7 Wudi Creates a New Government Wudi started civil service exams to fill government jobs. If you passed the exam you could fill a position, However, not everyone was eligible to take the test. Only those recommended could take the exam and they came from wealthy and influential families – maintaining the elites control of China.

8 Family Life Based on the Confucian system, people were placed into four social classes. The upper class was made up of the emperor and his court. The second class, the largest, was made up of the peasants. Next were artisans or craftsmen and the merchants made up the lowest class because they did not produce anything, just sold the goods others produced. The military had no class, but was still considered part of the government, servants or slaves were the very bottom.

9 Lives of the Rich and Poor Classes only separated people into social rank, it did not deal with wealth.
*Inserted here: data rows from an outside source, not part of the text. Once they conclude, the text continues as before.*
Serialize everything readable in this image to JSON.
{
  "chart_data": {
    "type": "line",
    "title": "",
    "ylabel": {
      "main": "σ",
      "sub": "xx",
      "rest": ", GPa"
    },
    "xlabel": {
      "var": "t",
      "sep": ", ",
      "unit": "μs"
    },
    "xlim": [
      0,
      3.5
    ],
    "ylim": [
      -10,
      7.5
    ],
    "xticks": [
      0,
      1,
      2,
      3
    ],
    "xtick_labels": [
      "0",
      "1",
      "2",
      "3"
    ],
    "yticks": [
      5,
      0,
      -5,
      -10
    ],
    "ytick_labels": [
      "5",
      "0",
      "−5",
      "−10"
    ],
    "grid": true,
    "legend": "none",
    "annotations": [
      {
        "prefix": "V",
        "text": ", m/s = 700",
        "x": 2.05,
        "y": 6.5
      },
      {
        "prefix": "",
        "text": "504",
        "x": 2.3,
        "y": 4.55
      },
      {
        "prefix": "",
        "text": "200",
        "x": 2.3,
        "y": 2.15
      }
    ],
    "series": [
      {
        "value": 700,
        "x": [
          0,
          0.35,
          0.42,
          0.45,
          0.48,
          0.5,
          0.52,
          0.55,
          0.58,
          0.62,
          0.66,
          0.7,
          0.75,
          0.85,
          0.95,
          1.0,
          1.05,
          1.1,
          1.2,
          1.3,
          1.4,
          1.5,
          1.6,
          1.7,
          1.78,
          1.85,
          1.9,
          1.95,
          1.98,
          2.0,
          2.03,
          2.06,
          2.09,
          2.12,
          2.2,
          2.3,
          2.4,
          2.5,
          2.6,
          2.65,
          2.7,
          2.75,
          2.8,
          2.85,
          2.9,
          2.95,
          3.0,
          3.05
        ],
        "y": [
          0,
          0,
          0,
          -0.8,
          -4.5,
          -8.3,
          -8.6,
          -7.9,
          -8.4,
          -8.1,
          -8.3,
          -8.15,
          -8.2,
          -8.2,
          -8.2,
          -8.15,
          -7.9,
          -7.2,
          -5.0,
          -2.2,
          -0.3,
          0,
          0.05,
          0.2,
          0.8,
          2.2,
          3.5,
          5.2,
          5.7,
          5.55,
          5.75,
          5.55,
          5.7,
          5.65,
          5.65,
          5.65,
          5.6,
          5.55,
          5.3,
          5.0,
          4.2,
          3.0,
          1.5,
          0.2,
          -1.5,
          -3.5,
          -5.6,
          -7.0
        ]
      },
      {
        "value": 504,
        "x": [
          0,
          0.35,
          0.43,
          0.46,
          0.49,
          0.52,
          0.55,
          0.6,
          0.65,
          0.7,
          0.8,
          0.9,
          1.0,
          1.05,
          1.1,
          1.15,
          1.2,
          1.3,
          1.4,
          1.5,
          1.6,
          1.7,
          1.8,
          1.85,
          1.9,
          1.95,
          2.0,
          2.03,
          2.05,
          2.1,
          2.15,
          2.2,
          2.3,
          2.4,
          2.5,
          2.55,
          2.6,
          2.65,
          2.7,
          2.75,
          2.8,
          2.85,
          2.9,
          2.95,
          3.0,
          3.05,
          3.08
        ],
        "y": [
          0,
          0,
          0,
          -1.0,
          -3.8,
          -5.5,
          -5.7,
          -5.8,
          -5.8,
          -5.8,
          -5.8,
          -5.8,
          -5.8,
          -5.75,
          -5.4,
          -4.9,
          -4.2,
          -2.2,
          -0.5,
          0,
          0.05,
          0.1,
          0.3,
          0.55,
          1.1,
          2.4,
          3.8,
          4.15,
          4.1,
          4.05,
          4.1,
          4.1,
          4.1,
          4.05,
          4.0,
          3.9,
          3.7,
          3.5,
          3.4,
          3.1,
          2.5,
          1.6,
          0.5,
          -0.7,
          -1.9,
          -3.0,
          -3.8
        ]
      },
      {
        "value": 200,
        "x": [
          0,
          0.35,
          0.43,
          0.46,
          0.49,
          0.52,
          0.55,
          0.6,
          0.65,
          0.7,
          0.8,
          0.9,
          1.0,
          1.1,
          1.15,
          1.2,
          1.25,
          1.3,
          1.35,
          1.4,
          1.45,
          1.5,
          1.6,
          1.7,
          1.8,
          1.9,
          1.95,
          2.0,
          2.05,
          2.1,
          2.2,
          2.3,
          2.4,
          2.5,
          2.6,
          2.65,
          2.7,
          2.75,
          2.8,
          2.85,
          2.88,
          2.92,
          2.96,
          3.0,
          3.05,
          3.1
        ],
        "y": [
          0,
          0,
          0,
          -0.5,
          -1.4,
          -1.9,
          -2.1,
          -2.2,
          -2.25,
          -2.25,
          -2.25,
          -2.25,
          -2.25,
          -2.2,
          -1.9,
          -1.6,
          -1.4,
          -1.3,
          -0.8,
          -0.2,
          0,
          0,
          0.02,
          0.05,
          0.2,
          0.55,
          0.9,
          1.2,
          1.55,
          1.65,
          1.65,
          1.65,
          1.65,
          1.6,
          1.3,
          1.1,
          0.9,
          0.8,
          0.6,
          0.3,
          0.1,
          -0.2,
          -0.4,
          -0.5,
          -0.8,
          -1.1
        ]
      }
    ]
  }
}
Example – peasants made up the second class but were poor and on the lower end, many merchants were rich. People’s lifestyles mirrored their wealth. The Emperor and his court lived in a palace and less important officials had multilevel houses. Many wealthy families had estates with workers and private armies to defend.

10 Lives of the Rich and Poor The wealthy filled their homes with expensive paintings, pottery, bronze lamps, and jade figures. The rich would hire musicians to play for entertainment. The tombs of the wealthy were even filled with expensive stuff. Their lives were far different than the majority of Han.
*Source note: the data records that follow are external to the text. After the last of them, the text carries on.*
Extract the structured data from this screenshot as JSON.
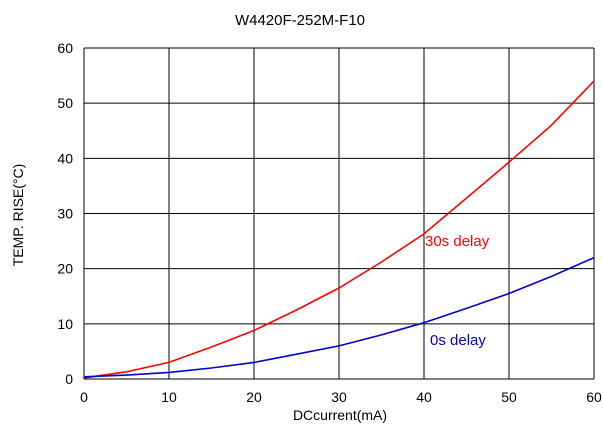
{
  "chart_data": {
    "type": "line",
    "title": "W4420F-252M-F10",
    "xlabel": "DCcurrent(mA)",
    "ylabel": "TEMP. RISE(°C)",
    "xlim": [
      0,
      60
    ],
    "ylim": [
      0,
      60
    ],
    "x_ticks": [
      "0",
      "10",
      "20",
      "30",
      "40",
      "50",
      "60"
    ],
    "y_ticks": [
      "0",
      "10",
      "20",
      "30",
      "40",
      "50",
      "60"
    ],
    "grid": true,
    "legend": "none",
    "series": [
      {
        "name": "30s delay",
        "color": "#ff0000",
        "x": [
          0,
          5,
          10,
          15,
          20,
          25,
          30,
          35,
          40,
          45,
          50,
          55,
          60
        ],
        "y": [
          0.2,
          1.3,
          3.0,
          5.8,
          8.8,
          12.5,
          16.5,
          21.2,
          26.3,
          32.8,
          39.3,
          46.0,
          54.0
        ]
      },
      {
        "name": "0s delay",
        "color": "#0000cc",
        "x": [
          0,
          5,
          10,
          15,
          20,
          25,
          30,
          35,
          40,
          45,
          50,
          55,
          60
        ],
        "y": [
          0.4,
          0.7,
          1.2,
          2.0,
          3.0,
          4.5,
          6.0,
          8.0,
          10.2,
          12.8,
          15.5,
          18.6,
          22.0
        ]
      }
    ]
  }
}
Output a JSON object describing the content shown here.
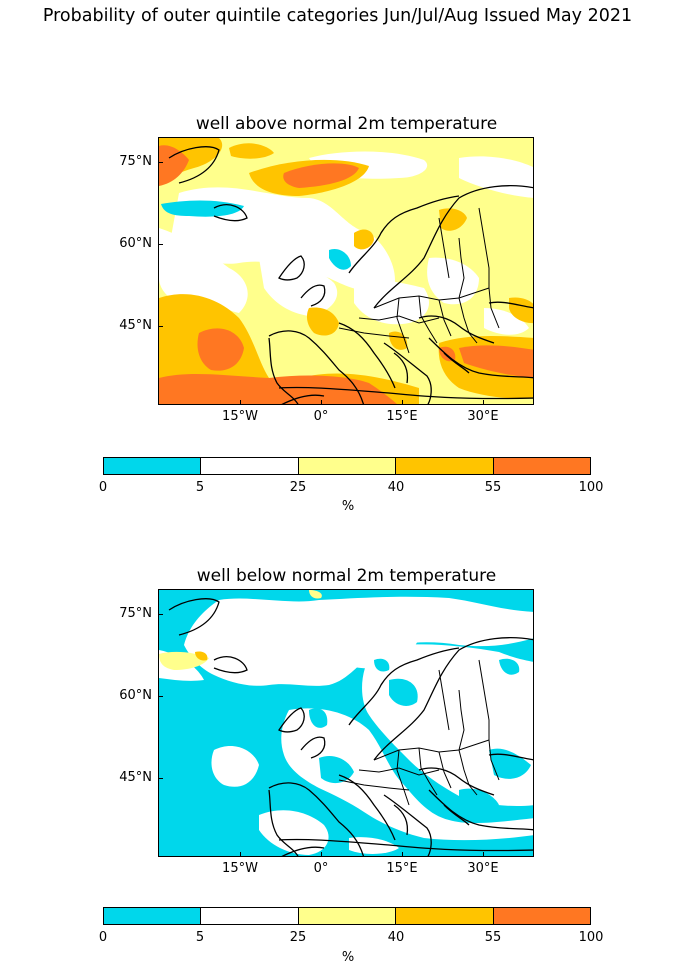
{
  "figure": {
    "title": "Probability of outer quintile categories Jun/Jul/Aug Issued May 2021"
  },
  "panels": [
    {
      "title": "well above normal 2m temperature",
      "lat_ticks": [
        "75°N",
        "60°N",
        "45°N"
      ],
      "lon_ticks": [
        "15°W",
        "0°",
        "15°E",
        "30°E"
      ]
    },
    {
      "title": "well below normal 2m temperature",
      "lat_ticks": [
        "75°N",
        "60°N",
        "45°N"
      ],
      "lon_ticks": [
        "15°W",
        "0°",
        "15°E",
        "30°E"
      ]
    }
  ],
  "colorbar": {
    "ticks": [
      "0",
      "5",
      "25",
      "40",
      "55",
      "100"
    ],
    "unit": "%",
    "colors": [
      "#00d7eb",
      "#ffffff",
      "#ffff8c",
      "#ffc400",
      "#ff7722"
    ]
  },
  "map_colors": {
    "ocean_white": "#ffffff",
    "coast": "#000000"
  }
}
11 Lives of the Rich and Poor 90% of the 60 million people that lived in Han China were peasants living in the countryside. Peasants put in long, hard days in the millet fields or rice paddies. In winter, they would work on building projects for the government. Heavy taxes and bad weather forced many peasants to sell their lands and work for wealthy landowners. By the end of the Hand Dynasty, only a few farmers were independent.

12 Lives of Rich and Poor Peasants lived simple lives. They wore clothing made from local fibers, and the main food they ate was cooked grains such as barley. Most lived in small villages. Their small houses were wood framed with walls made of mud or stamped earth. All of their time was devoted to work.
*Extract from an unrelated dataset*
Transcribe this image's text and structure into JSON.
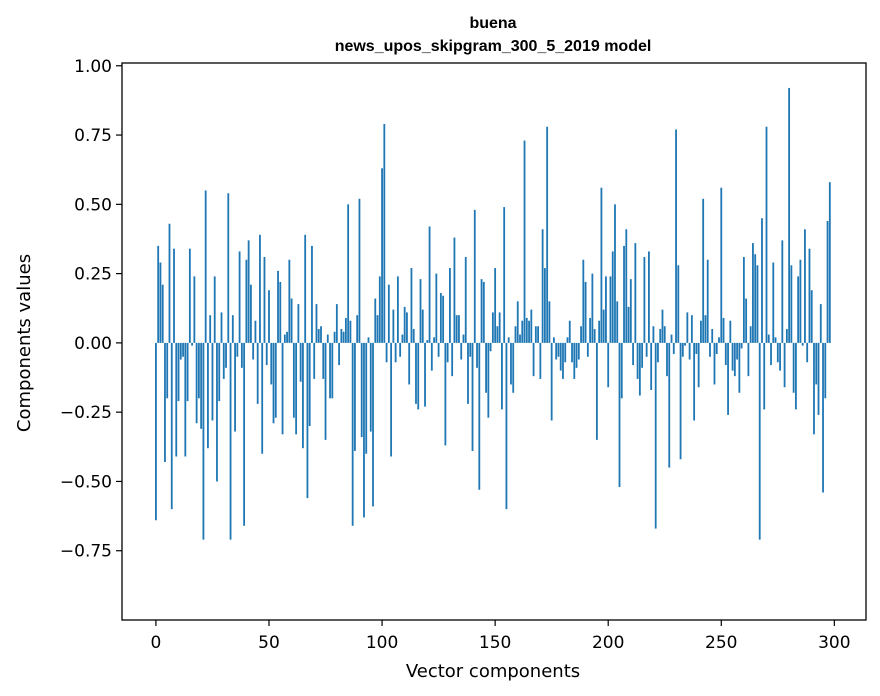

13 The Revival of the Family Confucian ideas on the family were also at the forefront. Children were taught from birth to obey their elders – disobeying them was a crime. Even emperors were expected to respect their parents. The father is the head of the family and is to be obeyed by wife and children.

14 The Revival of the Family Han officials believed that when family was strong and obeyed the father would in turn obey the emperor. Strong family ties and respect for elders made it possible for some to gain government jobs based on the respect they showed their parents.

15 The Revival of the Family Children were encouraged to serve their parents. They were expected to honor dead parents with ceremonies and all family members were expected to take care of family burial sites. Boys were viewed much more highly than girls – boys took the family line and took care of parents,

16 Girls Girls would become part of a husbands family. They could be seen as another burden, just like raising children monetarily and functionally. Some women could get a degree of power as they could influence a sons family or older widows could actually become the head of the family.

17 Han Achievements: Art and Literature Han artists became experts in figure painting. Portraits often showed religious themes or realistic scenes of everyday life. The creations covered walls and tombs. Han poets were also popular. Fu style combined prose and poetry to create long works. Shi featured short lines of verse that could be sung.

18 Han Achievements: Inventions and Advances The Han invented paper by grinding plant fibers to paste and then drying in sheets. They would connect sheets and roll into scrolls. The Han also came up with a sundial to track the motion of the sun and time and seismograph which measures the strength of earthquakes. They believed earthquakes were signs of future evil events. The Han also developed accupuncture, a practice of inserting needles into the skin relieving pain or curing diseases.